Corporate Law Update: 17 - 23 May 2025
23 May 2025This week:
- The Financial Reporting Council publishes feedback to its discussion paper on UK digital reporting
- Companies House publishes a LinkedIn blog addressing frequently asked questions on identity verification and becoming an ACSP
- Companies House confirms that, from 31 July 2025, overseas entities on the Register of Overseas Entities will need to provide further historical ownership information
FRC publishes feedback from discussion on digital reporting
The Financial Reporting Council (FRC) has published a feedback statement in response to the discussion paper on digital reporting it published in August 2024.
In that paper, the FRC sought views on a range of topics, including the scope and extent of digital reporting requirements, assurance of digital reports, developments in XBRL taxonomies, and guidance needed by users.
The feedback statement sets out a summary of comments from 29 respondents to the discussion paper. Respondents recognised the benefits of collaboration between regulators and reporting businesses to address the challenges of digital reporting. However, they also highlighted trade-offs between meeting UK-specific reporting requirements and maintaining global comparability, and would like additional guidance and other support materials from a variety of sources.
As noted in its original discussion paper, the FRC will not be taking any specific decisions in response to feedback, but the comments received will inform policy thinking and ongoing service development.
Read the FRC’s feedback statement following its discussion paper on digital reporting (opens PDF)

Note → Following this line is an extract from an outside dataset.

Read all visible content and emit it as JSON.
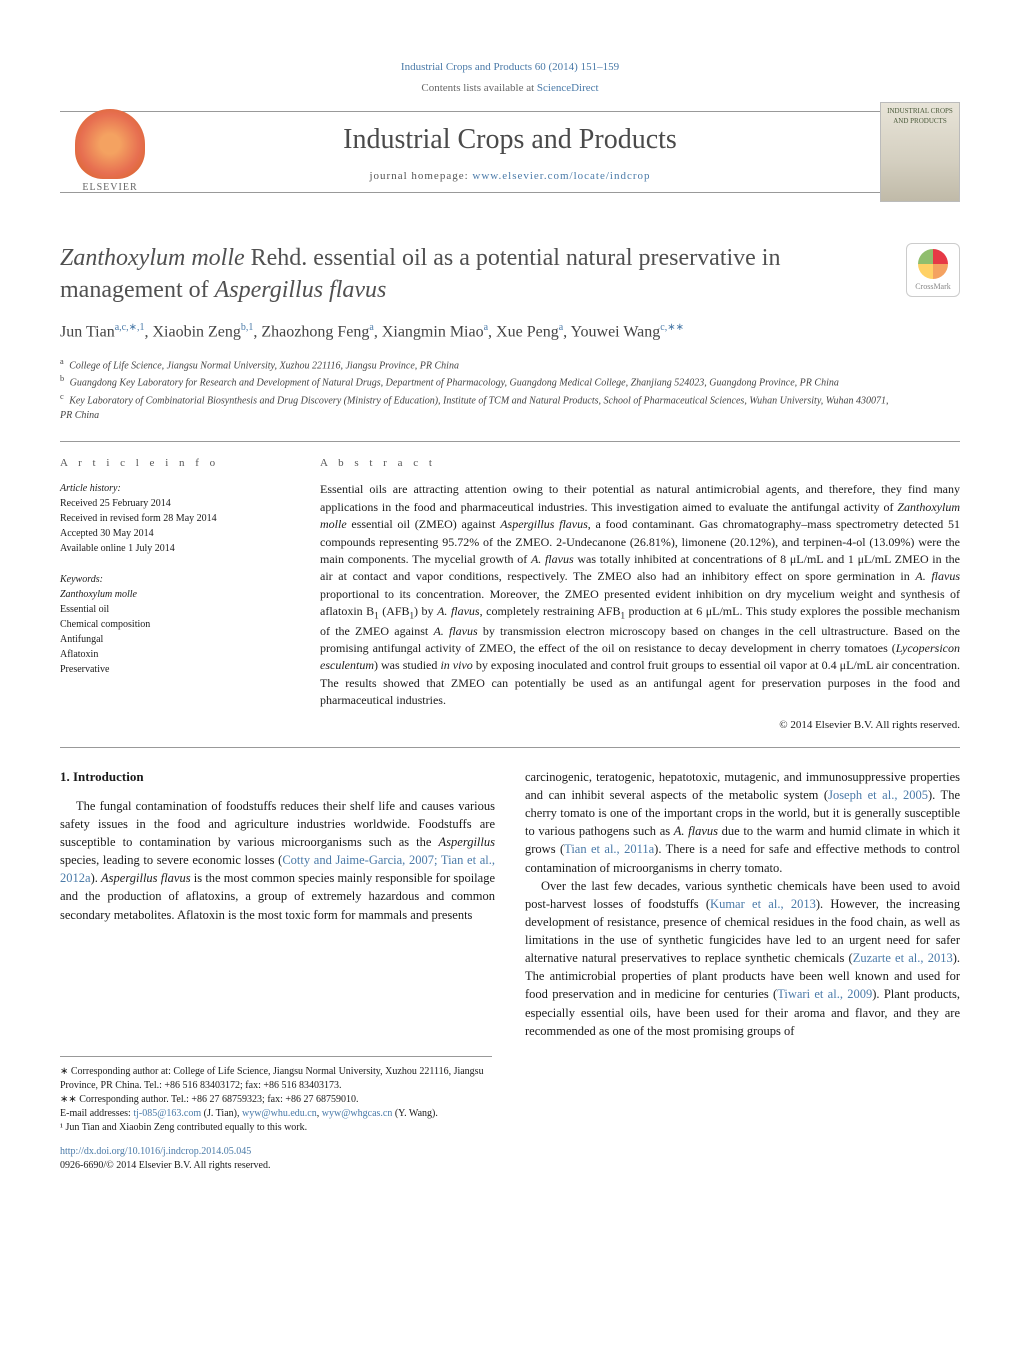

Companies House publishes blog on identity verification and becoming an ACSP
Companies House has published a blog on LinkedIn addressing some frequently asked questions concerning how regulated persons in the UK can apply to become an authorised corporate service provider (ACSP) and conduct identity verification on individuals.
The Economic Crime and Corporate Transparency Act 2023 (ECCTA 2023) introduces the concept of identity verification (IDV). From Autumn 2025, IDV will become mandatory for certain individuals, including company directors and persons with significant control (PSCs). Companies House has already launched a facility for individuals to complete IDV before then on a “voluntary basis”.
From Spring 2026, the ECCTA 2023 will also impose restrictions on who can file documents at Companies House. Broadly speaking, to make filings, an organisation will need to ensure at least one of its officers or employees has completed IDV or it will need to engage an authorised corporate service provider (ACSP) to do so on its behalf.
Key points from the blog include the following.
- A company secretary (as an officer of a company) will not need to register as an ACSP to file documents at Companies House on behalf of that company, although they will need to ensure they have completed IDV.
- Where a single individual or team carries out filings on behalf of a group of companies, some entity in the group (the blog specifically refers to the parent company) will need to apply to become an ACSP. This is because the individual or team will otherwise only be permitted to file on behalf of the specific entity that employs them.
- However, Companies House is also exploring the potential to make regulations to allow filings by other persons, such as employees of another company within a group structure. If implemented, this will be communicated “well in advance” of spring 2026.
- Once an individual completes IDV, they will not need to do so again in the future (unless the information provided as part of IDV was misleading, false or deceptive).
Read Companies House’s LinkedIn blog on identity verification and becoming an ACSP
Register of Overseas Entities: changes in beneficial owners for pre-2023 period must soon be disclosed
Companies House recently published an update to its guidance on the Register of Overseas Entities (ROE) regime.
The update states that, with effect from 31 July 2025, an overseas entity registered on the ROE will need to file (in its next annual update statement) details of any change in its beneficial owners that occurred between 28 February 2022 and (broadly) 31 January 2023 (or, if earlier, the date on which the entity registered on the ROE) (the pre-registration period).
This includes not only changes in the entity’s beneficial owners during the pre-registration period, but also changes during that period relating to trusts of which any of the entity’s beneficial owners was a trustee. This extends to beneficiaries, settlors, protectors and enforcers.
There will be a transitional period for entities whose next update statement is due between 31 July and 31 October 2025. These entities will be able to file the relevant information with their 2026 update statement instead.
The changes were introduced by the Economic Crime and Corporate Transparency Act 2023 and have been expected. However, notwithstanding Companies House’s update, we still await the secondary legislation bringing these changes into effect.